At dawn of Wednesday, therefore, Jeanne with La Hire and five hundred of the garrison rode out to meet them. Dunois was coming by the route that Jeanne had wished to take on her entry, and it was found to be no difficult matter to make a wide detour around the forts, skirt the forest at the back of the city where the English had no bastille, and enter by the Paris Gate. So, led by the priests, chanting the Veni Creator, as at Blois, headed by Father Pasquerel bearing the great standard, Jeanne entered the city as she had planned to do. Right beneath the forts of the English they rode and marched, but not a shot was fired, not a sally was made from the forts. John, Lord of Talbot, was a brave man, but not even a brave general can control demoralized and terrified men; men to whom the slender figure in shining armour seemed like nothing mortal. By noon Jeanne had her army safely housed in Orléans.

D’Aulon dined with Jeanne, and while they were seated at table, the Count of Dunois entered and told the maiden that there was news that Sir John Fastolf, he who had defeated the French at Rourvay in the Battle of the Herrings, was coming from Paris with reinforcements and supplies for the English, and that it was said that he was but a day’s march distant. Jeanne heard the tidings joyfully.

“Dunois, Dunois,” she cried, elated that at last action must come, “I command you, in God’s name, to let me know as soon as he arrives.

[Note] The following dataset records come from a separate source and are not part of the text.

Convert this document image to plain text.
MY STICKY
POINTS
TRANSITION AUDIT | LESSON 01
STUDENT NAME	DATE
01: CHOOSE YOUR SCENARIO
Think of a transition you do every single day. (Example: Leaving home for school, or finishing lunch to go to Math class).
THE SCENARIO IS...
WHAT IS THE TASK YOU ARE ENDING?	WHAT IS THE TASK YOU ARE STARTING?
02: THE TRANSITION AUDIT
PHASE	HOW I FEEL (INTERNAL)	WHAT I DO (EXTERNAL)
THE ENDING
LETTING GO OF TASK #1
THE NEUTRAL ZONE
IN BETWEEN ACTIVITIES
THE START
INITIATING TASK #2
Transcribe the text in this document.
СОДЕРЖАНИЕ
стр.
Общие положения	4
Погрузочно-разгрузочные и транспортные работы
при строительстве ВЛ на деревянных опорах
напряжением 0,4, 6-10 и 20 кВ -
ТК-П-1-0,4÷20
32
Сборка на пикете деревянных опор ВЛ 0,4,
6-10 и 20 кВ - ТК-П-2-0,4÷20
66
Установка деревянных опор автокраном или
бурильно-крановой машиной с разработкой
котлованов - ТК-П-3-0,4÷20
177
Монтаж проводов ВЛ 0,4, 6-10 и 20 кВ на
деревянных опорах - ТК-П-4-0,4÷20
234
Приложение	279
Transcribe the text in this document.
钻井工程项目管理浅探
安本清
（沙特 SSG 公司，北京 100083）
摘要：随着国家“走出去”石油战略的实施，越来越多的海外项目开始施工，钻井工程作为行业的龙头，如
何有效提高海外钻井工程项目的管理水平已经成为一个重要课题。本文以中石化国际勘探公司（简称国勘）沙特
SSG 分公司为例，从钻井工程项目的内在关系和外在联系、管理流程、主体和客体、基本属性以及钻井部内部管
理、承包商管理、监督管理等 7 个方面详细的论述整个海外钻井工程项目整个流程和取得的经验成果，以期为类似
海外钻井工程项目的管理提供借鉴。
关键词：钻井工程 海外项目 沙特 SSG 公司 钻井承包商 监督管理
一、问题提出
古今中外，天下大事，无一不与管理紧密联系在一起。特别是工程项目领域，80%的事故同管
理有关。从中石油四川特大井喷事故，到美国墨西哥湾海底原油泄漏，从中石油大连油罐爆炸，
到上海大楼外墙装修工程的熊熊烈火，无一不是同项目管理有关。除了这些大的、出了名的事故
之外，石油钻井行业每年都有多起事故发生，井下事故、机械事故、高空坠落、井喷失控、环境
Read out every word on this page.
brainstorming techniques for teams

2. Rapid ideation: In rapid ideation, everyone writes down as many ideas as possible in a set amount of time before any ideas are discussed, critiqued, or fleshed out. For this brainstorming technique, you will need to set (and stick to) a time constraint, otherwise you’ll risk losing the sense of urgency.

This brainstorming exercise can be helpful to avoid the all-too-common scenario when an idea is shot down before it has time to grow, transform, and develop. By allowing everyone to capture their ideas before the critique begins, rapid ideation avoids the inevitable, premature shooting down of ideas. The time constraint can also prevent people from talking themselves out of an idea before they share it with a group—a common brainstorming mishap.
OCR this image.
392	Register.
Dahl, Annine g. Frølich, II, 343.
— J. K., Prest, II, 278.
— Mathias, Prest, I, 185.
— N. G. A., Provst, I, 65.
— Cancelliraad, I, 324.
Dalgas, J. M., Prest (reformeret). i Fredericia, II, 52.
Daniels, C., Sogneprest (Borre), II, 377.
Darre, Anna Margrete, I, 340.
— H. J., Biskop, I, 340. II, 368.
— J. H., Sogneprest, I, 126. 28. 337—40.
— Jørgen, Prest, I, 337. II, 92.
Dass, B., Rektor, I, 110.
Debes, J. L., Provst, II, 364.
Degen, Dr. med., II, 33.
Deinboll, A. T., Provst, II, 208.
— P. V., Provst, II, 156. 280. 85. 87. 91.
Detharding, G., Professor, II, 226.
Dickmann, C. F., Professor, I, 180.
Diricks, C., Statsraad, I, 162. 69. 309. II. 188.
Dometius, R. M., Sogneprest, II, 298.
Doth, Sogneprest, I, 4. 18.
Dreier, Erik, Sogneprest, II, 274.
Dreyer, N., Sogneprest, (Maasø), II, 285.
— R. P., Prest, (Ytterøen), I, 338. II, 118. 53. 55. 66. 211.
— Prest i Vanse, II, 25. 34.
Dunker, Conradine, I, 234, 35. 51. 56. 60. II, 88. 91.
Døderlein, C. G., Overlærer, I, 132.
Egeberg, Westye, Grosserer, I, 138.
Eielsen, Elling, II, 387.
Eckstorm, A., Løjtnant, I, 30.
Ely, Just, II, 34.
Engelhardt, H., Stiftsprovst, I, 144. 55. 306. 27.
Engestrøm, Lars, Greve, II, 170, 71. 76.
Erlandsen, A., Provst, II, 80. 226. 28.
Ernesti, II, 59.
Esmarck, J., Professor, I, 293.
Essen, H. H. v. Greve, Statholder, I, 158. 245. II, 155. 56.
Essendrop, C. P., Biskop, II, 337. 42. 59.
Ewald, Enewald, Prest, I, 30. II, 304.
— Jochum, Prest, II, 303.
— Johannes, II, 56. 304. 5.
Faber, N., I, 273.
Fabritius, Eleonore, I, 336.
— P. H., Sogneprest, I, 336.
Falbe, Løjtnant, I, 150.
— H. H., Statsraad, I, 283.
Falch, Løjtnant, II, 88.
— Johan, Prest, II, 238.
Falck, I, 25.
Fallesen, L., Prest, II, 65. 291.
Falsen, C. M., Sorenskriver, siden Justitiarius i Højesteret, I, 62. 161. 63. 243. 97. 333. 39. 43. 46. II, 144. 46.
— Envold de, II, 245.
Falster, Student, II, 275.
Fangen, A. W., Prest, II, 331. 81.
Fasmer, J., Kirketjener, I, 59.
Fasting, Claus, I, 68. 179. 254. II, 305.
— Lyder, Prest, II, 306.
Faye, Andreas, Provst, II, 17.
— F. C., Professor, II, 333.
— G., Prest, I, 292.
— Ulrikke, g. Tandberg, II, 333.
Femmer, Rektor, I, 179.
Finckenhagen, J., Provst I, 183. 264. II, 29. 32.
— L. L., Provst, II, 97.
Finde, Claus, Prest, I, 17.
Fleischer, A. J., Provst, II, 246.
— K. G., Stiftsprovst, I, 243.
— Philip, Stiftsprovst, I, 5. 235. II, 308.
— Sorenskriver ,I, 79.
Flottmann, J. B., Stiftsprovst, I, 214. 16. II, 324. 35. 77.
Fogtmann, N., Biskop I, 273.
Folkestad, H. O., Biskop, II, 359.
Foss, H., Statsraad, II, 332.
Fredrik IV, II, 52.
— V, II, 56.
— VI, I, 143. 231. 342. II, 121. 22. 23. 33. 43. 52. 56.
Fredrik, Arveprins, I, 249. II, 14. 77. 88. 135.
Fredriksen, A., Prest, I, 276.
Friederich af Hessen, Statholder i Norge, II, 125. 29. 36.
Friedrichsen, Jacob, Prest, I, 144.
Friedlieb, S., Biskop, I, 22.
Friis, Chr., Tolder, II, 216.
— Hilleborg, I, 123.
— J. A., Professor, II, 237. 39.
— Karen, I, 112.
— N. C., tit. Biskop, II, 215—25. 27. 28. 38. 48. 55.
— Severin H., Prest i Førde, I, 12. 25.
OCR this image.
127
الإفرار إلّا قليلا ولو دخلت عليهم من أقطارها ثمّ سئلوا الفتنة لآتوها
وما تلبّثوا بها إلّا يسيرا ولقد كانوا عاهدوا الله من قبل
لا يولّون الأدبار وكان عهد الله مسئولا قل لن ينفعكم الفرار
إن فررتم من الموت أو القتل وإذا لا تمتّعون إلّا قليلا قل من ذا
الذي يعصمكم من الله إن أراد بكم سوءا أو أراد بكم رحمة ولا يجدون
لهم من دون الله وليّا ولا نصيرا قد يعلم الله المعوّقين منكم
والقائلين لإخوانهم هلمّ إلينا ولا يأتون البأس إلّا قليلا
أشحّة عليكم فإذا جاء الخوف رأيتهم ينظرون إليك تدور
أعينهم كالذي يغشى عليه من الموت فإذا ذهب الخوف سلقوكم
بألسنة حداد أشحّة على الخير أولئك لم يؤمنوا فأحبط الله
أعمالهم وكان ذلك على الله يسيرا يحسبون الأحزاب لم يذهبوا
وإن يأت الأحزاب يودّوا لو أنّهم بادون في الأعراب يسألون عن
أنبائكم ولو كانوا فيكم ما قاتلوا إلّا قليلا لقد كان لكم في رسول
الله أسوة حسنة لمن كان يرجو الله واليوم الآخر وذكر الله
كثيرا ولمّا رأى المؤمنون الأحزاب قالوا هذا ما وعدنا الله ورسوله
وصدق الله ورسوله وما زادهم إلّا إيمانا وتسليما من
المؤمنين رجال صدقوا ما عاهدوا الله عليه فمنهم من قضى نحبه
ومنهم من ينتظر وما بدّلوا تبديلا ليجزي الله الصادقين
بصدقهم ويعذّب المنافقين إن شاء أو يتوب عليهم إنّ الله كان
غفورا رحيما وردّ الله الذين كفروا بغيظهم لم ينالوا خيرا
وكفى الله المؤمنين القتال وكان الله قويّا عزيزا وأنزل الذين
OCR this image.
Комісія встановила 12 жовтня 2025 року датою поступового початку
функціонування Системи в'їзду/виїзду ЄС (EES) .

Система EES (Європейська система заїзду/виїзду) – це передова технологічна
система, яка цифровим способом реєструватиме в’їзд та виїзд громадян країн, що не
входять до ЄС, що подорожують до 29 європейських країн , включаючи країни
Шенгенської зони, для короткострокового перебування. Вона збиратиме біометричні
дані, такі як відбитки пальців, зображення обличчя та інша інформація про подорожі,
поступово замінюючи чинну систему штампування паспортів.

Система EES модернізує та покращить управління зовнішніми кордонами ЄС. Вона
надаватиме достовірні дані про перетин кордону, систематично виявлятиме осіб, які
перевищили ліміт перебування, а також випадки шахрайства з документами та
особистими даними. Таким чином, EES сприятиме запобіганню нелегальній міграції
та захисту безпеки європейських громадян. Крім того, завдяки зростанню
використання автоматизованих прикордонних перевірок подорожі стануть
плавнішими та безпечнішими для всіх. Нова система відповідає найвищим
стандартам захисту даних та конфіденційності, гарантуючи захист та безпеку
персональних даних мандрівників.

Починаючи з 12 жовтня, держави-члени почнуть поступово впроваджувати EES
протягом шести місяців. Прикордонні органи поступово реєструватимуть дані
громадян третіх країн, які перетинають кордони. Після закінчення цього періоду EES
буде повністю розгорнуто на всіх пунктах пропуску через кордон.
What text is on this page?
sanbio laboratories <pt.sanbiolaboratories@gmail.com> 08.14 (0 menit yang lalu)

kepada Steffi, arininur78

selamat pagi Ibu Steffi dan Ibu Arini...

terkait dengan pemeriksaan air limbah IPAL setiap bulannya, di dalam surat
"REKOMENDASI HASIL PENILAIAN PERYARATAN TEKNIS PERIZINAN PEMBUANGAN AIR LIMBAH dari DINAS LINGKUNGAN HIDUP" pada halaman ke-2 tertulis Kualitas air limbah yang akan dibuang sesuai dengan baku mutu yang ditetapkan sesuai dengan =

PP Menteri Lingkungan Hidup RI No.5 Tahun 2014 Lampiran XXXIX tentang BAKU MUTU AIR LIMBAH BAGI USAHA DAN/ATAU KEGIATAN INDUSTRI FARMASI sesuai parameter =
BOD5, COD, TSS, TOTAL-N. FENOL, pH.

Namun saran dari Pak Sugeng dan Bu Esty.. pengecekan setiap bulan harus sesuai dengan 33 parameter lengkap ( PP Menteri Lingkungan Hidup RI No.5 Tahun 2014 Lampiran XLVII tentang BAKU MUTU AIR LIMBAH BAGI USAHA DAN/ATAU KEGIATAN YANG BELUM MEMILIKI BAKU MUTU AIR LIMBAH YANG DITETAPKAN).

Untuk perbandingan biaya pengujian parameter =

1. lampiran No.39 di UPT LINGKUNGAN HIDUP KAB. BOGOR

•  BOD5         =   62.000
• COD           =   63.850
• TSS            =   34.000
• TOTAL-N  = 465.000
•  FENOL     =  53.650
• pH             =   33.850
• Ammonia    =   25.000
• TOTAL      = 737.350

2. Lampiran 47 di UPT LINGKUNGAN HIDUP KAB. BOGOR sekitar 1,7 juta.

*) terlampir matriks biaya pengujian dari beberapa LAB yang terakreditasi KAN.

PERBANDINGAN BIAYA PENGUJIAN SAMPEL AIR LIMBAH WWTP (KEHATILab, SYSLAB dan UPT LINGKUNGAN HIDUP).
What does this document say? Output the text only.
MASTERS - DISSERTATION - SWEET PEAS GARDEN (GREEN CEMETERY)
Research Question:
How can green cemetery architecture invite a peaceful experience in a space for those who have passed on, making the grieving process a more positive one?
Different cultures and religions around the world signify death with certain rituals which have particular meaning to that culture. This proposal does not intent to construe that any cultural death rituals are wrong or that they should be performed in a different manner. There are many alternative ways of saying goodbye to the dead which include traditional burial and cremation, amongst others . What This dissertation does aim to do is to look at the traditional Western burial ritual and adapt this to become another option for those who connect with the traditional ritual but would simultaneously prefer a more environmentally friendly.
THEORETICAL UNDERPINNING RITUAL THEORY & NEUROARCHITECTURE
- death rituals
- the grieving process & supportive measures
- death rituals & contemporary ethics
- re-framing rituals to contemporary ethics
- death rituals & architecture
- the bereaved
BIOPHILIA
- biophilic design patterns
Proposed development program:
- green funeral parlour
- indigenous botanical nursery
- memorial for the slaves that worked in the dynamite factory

If you do not, I––will have your head.”

“For that I do not fear, Jeanne,” replied the Count courteously. “I shall let you have the news as soon as it comes.” Then he took his leave.

Now there were some of the captains of the city who resented the enthusiasm with which the maiden had been received. This was quite natural among men who had been fighting unsuccessfully for months in defence of the beleaguered city. Dunois, La Hire, Poton Zaintrailles and a few others were exceptions to the men who felt jealousy of the Maid, but the others were sore and wounded by her appearance and claims. A certain Guillaume de Gamache felt himself insulted above all by the suggestion that Jeanne should arrange the plan of procedure against the enemy.

“What,” he cried, “is the advice of this girl of the fields to be taken against that of a knight and captain! I will fold up my banner, and become again a simple soldier. I would rather have a nobleman for my master than a woman whom nobody knows.”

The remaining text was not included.